Акико я какое-то время не навещал: стоило только вырулить на дорогу, на хвост садилась легковушка. Поначалу в ней сидели полицейские, теперь это был брат Оситы, один. Складывалось впечатление, что копы плюнули на это дело.
– Акико уже приходит в себя. Правда, пока не рисует. Стирает, прибирается, ездит в город за покупками. Что-то там колдует на кухне.
– Ну а ты?
– Присматриваю за ней. Рисовать не заставляю.
– Ну а сам как, рисуешь?
– Да нет, просто за ней приглядываю.

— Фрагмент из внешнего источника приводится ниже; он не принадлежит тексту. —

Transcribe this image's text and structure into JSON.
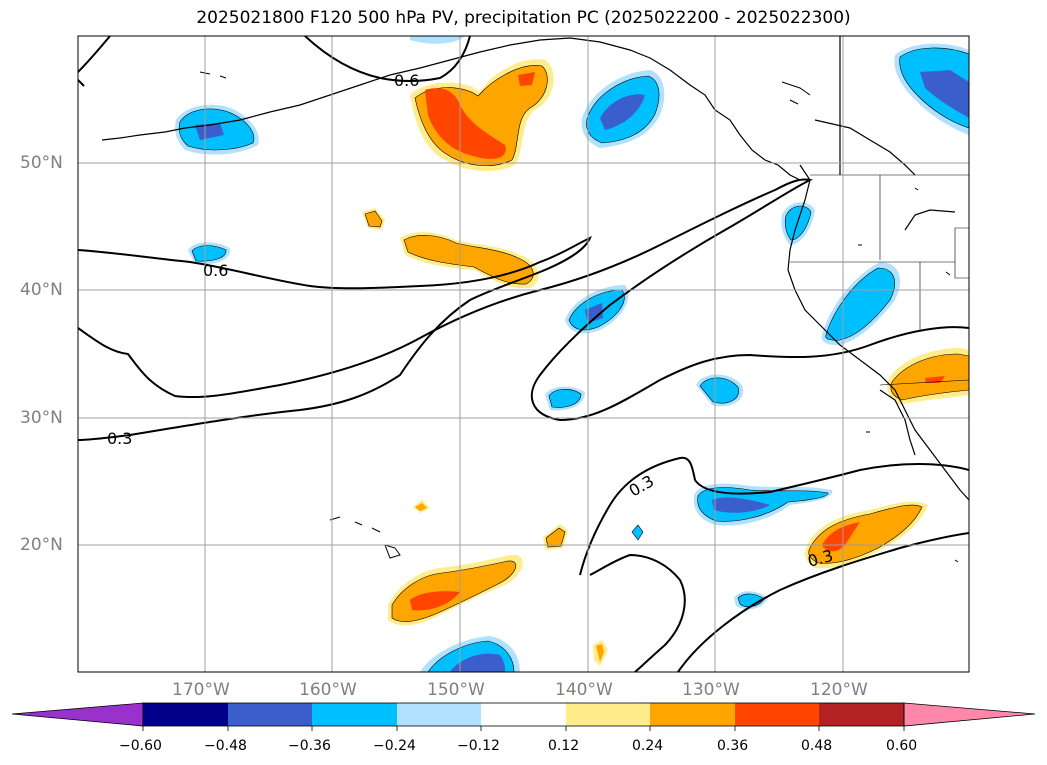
{
  "title": "2025021800 F120 500 hPa PV, precipitation PC (2025022200 - 2025022300)",
  "map": {
    "lat_labels": [
      "50°N",
      "40°N",
      "30°N",
      "20°N"
    ],
    "lon_labels": [
      "170°W",
      "160°W",
      "150°W",
      "140°W",
      "130°W",
      "120°W"
    ],
    "contour_labels": [
      "0.6",
      "0.6",
      "0.3",
      "0.3",
      "0.3"
    ]
  },
  "colorbar": {
    "ticks": [
      "−0.60",
      "−0.48",
      "−0.36",
      "−0.24",
      "−0.12",
      "0.12",
      "0.24",
      "0.36",
      "0.48",
      "0.60"
    ],
    "colors": [
      "#9932cc",
      "#00008b",
      "#3a5fcd",
      "#00bfff",
      "#b0e2ff",
      "#ffffff",
      "#ffec8b",
      "#ffa500",
      "#ff4500",
      "#b22222",
      "#ff88aa",
      "#ff88aa"
    ]
  },
  "colors": {
    "blue_light": "#b0e2ff",
    "blue_mid": "#00bfff",
    "blue_dark": "#3a5fcd",
    "yellow": "#ffec8b",
    "orange": "#ffa500",
    "red": "#ff4500"
  }
}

Я всегда рисовать смогу, было бы желание. Не скажу, что получается что-то дельное, но по крайней мере я всегда знаю, что мне хочется сказать. Я разобрался в себе: теперь отлично себя понимаю.
У меня было стойкое предчувствие, что припадок у Ахико еще повторится. А вот за Оситу я был спокоен: ведь он мог рисовать.
– Я приеду.
– С Акико повидаться?
– Взглянуть на твои рисунки.
– Там ничего стоящего.
– А меня стоящее и не интересует.
Самовыражение. Главное – чувствовать, что в рисунке ты выразился, и пусть он будет каким угодно корявым, детским, наивным – немочь ушла, и все. Мне мучения Оситы были по-своему близки. Временами я совершенно в них терялся, но это всегда было временно. С опытом нарабатывались какие-то свои методы, оттачивалась техника, хотя начинал я с основ.
Осита выражался куда откровеннее. Его работа не была направлена на окружающих, однако это не лишало ее смысла. Рисунок был его криком: бедняге не удавалось приспособиться к обществу, а живопись лечила, унимала боль.
Когда боль его отпустит и потребность кричать отпадет, Осита станет самым обычным человеком, который иногда рисует необычные рисунки. Он придет к гармонии с миром и столкнется с жестокой правдой жизни: арест станет для него реальностью.
Мы с Оситой поговорили, я поднялся на второй этаж и встал перед холстом.
Стремление излить себя на полотне не было острым, скорее притуплённым – текучим, я бы сказал.
Не знаю, что это была за текучесть – просто не хотелось касаться полотна ни ножом, ни выточенными стеками. Я выбрал кисть. Не знаю, почему из всех размеров и форм я выбрал именно эту.
Этой кистью я еще ни разу не пользовался.
Я вцепился в нее и покрыл полотно легкими мазками жидких белил. Стойкого кончика нисходили прозрачные оттенки. Рука не выводила никакого изображения, я просто покрывал холст белой краской. Меня не ограничивали ни форма, ни цвет. Я видел их глазами, но это было лишь на физическом уровне. Иной взгляд представлял разуму иные формы и цвета.
Вскоре я погрузился в работу и оторвался от полотна лишь в два ночи.
Накинул поверх свитера пальто, вышел из дома и завел свою легковушку. Отъезжая, я не заметил преследователя. Брат Оситы следил за мной с маниакальной настойчивостью, но и у него выработался свой график: с восьми утра до восьми-девяти вечера.